An Algebra for Higher-Order Terms

Lars Hupel — 15 Jan 2019 00:00:00 +0000

In this formalization, I introduce a higher-order term algebra, generalizing the notions of free variables, matching, and substitution. The need arose from the work on a verified compiler from Isabelle to CakeML. Terms can be thought of as consisting of a generic (free variables, constants, application) and a specific part. As example applications, this entry provides instantiations for de-Bruijn terms, terms with named variables, and Blanchette’s λ-free higher-order terms. Furthermore, I implement translation functions between de-Bruijn terms and named terms and prove their correctness.

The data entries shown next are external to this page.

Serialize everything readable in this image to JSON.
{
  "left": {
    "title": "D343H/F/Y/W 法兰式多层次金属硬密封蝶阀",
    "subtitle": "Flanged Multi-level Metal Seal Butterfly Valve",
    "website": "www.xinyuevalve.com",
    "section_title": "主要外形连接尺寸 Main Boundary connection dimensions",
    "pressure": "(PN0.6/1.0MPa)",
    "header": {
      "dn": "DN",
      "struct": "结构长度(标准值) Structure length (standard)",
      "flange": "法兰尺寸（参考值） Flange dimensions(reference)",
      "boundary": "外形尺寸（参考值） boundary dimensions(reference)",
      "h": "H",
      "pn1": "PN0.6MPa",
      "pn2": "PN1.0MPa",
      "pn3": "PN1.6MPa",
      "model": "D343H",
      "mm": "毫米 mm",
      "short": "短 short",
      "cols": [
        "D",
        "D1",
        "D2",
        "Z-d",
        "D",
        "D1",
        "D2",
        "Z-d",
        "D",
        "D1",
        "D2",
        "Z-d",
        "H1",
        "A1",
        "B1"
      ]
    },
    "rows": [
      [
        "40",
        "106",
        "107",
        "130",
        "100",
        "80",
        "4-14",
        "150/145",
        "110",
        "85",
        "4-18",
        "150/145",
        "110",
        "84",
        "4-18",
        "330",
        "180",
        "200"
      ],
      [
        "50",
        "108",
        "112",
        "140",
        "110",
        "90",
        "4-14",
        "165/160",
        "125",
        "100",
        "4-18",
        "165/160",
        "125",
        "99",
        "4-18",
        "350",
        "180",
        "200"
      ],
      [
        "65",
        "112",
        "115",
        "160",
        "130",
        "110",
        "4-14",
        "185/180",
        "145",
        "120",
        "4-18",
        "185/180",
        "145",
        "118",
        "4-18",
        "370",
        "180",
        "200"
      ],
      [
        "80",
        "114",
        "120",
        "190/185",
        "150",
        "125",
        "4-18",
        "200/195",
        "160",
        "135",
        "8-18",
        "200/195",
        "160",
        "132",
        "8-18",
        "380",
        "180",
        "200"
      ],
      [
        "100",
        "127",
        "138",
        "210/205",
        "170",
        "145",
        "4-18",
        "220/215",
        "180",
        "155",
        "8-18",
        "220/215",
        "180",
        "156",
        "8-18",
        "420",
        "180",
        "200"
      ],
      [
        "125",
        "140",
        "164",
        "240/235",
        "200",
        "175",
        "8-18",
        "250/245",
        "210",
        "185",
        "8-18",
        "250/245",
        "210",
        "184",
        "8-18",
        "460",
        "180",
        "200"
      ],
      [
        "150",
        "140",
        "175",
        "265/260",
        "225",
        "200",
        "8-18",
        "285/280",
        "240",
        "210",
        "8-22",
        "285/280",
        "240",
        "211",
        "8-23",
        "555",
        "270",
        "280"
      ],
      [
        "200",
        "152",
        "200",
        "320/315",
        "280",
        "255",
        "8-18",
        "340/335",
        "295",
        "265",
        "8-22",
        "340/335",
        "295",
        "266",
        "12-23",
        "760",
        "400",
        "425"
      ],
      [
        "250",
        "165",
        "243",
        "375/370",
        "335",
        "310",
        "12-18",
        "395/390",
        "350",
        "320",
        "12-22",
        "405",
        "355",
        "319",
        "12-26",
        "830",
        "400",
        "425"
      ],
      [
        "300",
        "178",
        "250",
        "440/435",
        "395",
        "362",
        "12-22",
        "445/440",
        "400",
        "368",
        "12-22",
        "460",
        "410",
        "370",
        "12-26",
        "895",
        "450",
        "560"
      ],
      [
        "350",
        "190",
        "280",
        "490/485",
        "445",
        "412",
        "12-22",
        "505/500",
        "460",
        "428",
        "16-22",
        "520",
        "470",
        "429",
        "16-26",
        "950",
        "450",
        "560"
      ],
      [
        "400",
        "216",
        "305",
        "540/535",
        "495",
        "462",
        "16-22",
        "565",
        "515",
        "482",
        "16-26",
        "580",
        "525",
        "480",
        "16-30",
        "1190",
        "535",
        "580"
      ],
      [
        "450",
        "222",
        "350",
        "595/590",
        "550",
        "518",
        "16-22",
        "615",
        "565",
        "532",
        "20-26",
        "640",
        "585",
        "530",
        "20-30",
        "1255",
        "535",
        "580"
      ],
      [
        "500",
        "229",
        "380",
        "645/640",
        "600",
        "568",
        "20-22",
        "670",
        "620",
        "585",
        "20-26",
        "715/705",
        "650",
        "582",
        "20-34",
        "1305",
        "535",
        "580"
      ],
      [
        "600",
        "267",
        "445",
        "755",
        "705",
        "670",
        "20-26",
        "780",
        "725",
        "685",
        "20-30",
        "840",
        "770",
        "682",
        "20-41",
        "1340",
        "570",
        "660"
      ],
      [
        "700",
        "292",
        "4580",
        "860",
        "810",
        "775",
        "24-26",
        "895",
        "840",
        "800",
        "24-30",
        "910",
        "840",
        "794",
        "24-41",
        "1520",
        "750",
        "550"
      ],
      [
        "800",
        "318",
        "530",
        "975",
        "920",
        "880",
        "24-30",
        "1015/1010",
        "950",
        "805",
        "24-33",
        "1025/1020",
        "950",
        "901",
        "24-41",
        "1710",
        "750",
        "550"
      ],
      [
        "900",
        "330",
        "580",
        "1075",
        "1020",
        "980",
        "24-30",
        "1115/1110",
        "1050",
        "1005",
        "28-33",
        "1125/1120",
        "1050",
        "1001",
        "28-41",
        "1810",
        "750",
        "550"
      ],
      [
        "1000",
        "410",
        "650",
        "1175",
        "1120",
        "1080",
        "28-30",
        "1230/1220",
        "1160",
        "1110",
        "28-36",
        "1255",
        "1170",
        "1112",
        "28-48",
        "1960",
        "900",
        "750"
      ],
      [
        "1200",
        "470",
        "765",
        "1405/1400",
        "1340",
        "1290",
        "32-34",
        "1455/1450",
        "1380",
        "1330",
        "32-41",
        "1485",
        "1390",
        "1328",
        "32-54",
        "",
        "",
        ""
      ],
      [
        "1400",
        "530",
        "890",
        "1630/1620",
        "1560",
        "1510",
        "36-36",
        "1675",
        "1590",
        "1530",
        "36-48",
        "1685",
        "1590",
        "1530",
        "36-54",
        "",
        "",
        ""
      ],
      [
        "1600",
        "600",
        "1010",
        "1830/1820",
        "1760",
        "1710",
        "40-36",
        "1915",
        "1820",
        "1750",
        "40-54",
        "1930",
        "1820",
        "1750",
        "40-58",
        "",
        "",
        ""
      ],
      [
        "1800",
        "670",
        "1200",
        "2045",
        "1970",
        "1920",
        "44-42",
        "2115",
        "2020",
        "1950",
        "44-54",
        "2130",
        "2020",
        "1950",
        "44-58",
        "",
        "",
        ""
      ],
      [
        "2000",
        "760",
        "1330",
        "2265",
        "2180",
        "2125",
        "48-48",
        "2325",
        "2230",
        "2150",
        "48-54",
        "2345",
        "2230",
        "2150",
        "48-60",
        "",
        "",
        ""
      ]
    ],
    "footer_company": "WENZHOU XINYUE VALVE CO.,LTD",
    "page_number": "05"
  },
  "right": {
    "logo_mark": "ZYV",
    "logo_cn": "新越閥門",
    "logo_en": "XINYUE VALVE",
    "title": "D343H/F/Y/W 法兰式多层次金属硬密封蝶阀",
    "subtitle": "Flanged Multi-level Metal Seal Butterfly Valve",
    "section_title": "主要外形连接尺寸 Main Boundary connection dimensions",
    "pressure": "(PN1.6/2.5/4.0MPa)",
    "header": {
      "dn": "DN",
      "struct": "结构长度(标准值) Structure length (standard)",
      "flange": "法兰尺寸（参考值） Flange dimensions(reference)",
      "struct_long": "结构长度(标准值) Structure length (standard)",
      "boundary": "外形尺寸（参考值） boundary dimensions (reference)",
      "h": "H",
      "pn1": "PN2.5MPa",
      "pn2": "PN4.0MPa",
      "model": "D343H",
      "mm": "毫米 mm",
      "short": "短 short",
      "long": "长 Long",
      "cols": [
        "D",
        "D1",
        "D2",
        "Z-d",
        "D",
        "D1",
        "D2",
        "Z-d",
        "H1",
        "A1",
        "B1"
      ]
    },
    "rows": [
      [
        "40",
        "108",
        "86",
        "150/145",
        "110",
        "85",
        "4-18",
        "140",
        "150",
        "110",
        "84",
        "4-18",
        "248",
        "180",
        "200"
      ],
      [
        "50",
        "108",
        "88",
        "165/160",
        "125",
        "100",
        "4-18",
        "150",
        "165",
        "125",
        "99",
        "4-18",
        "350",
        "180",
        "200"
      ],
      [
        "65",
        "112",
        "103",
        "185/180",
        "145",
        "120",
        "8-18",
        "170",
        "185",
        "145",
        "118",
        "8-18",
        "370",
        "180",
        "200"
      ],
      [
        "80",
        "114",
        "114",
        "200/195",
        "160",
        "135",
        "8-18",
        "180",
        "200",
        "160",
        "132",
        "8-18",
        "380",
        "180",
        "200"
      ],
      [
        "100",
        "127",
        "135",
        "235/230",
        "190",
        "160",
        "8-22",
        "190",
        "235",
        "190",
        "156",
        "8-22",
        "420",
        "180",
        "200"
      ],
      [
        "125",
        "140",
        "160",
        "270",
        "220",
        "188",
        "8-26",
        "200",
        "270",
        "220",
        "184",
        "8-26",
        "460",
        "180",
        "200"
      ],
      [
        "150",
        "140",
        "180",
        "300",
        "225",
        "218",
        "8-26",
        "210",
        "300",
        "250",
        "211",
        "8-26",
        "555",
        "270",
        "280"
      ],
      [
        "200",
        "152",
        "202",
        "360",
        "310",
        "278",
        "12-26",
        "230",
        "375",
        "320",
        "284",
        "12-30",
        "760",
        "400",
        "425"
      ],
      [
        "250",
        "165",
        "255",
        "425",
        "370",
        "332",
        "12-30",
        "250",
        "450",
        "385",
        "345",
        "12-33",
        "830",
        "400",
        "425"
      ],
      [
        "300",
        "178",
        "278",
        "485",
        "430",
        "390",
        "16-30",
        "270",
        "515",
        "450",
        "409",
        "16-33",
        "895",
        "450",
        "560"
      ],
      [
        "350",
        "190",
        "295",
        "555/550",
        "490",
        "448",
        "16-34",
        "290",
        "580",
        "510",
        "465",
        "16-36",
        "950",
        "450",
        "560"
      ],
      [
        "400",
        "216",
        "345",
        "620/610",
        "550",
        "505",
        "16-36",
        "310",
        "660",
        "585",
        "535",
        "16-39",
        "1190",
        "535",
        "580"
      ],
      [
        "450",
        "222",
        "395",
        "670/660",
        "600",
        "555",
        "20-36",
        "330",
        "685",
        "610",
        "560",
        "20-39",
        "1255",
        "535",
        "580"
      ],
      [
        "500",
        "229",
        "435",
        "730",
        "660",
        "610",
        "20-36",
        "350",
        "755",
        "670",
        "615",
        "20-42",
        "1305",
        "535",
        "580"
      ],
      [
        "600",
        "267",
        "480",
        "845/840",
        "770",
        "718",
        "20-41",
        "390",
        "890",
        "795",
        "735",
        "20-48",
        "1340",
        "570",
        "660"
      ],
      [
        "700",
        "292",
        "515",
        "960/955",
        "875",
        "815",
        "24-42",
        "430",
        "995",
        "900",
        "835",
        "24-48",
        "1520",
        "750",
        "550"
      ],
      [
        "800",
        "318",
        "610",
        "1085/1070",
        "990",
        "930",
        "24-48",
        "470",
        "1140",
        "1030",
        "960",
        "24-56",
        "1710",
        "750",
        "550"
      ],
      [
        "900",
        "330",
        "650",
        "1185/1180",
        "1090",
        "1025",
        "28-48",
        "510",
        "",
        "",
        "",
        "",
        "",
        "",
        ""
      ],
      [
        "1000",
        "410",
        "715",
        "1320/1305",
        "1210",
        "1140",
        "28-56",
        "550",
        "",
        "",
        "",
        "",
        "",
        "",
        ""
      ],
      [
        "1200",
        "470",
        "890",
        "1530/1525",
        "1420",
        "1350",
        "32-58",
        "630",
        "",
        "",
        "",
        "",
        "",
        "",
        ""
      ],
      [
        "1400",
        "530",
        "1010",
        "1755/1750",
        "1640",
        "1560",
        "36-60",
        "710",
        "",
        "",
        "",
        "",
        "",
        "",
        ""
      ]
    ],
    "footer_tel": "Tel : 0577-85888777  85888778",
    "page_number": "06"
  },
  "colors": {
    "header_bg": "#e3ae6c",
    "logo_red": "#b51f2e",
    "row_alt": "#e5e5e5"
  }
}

A Reduction Theorem for Store Buffers

Ernie Cohen, Norbert Schirmer — 07 Jan 2019 00:00:00 +0000

When verifying a concurrent program, it is usual to assume that memory is sequentially consistent. However, most modern multiprocessors depend on store buffering for efficiency, and provide native sequential consistency only at a substantial performance penalty. To regain sequential consistency, a programmer has to follow an appropriate programming discipline. However, naïve disciplines, such as protecting all shared accesses with locks, are not flexible enough for building high-performance multiprocessor software. We present a new discipline for concurrent programming under TSO (total store order, with store buffer forwarding). It does not depend on concurrency primitives, such as locks. Instead, threads use ghost operations to acquire and release ownership of memory addresses. A thread can write to an address only if no other thread owns it, and can read from an address only if it owns it or it is shared and the thread has flushed its store buffer since it last wrote to an address it did not own. This discipline covers both coarse-grained concurrency (where data is protected by locks) as well as fine-grained concurrency (where atomic operations race to memory). We formalize this discipline in Isabelle/HOL, and prove that if every execution of a program in a system without store buffers follows the discipline, then every execution of the program with store buffers is sequentially consistent. Thus, we can show sequential consistency under TSO by ordinary assertional reasoning about the program, without having to consider store buffers at all.

A Formal Model of the Document Object Model

Achim D. Brucker, Michael Herzberg — 26 Dec 2018 00:00:00 +0000

In this AFP entry, we formalize the core of the Document Object Model (DOM). At its core, the DOM defines a tree-like data structure for representing documents in general and HTML documents in particular. It is the heart of any modern web browser. Formalizing the key concepts of the DOM is a prerequisite for the formal reasoning over client-side JavaScript programs and for the analysis of security concepts in modern web browsers. We present a formalization of the core DOM, with focus on the node-tree and the operations defined on node-trees, in Isabelle/HOL. We use the formalization to verify the functional correctness of the most important functions defined in the DOM standard. Moreover, our formalization is 1) extensible, i.e., can be extended without the need of re-proving already proven properties and 2) executable, i.e., we can generate executable code from our specification.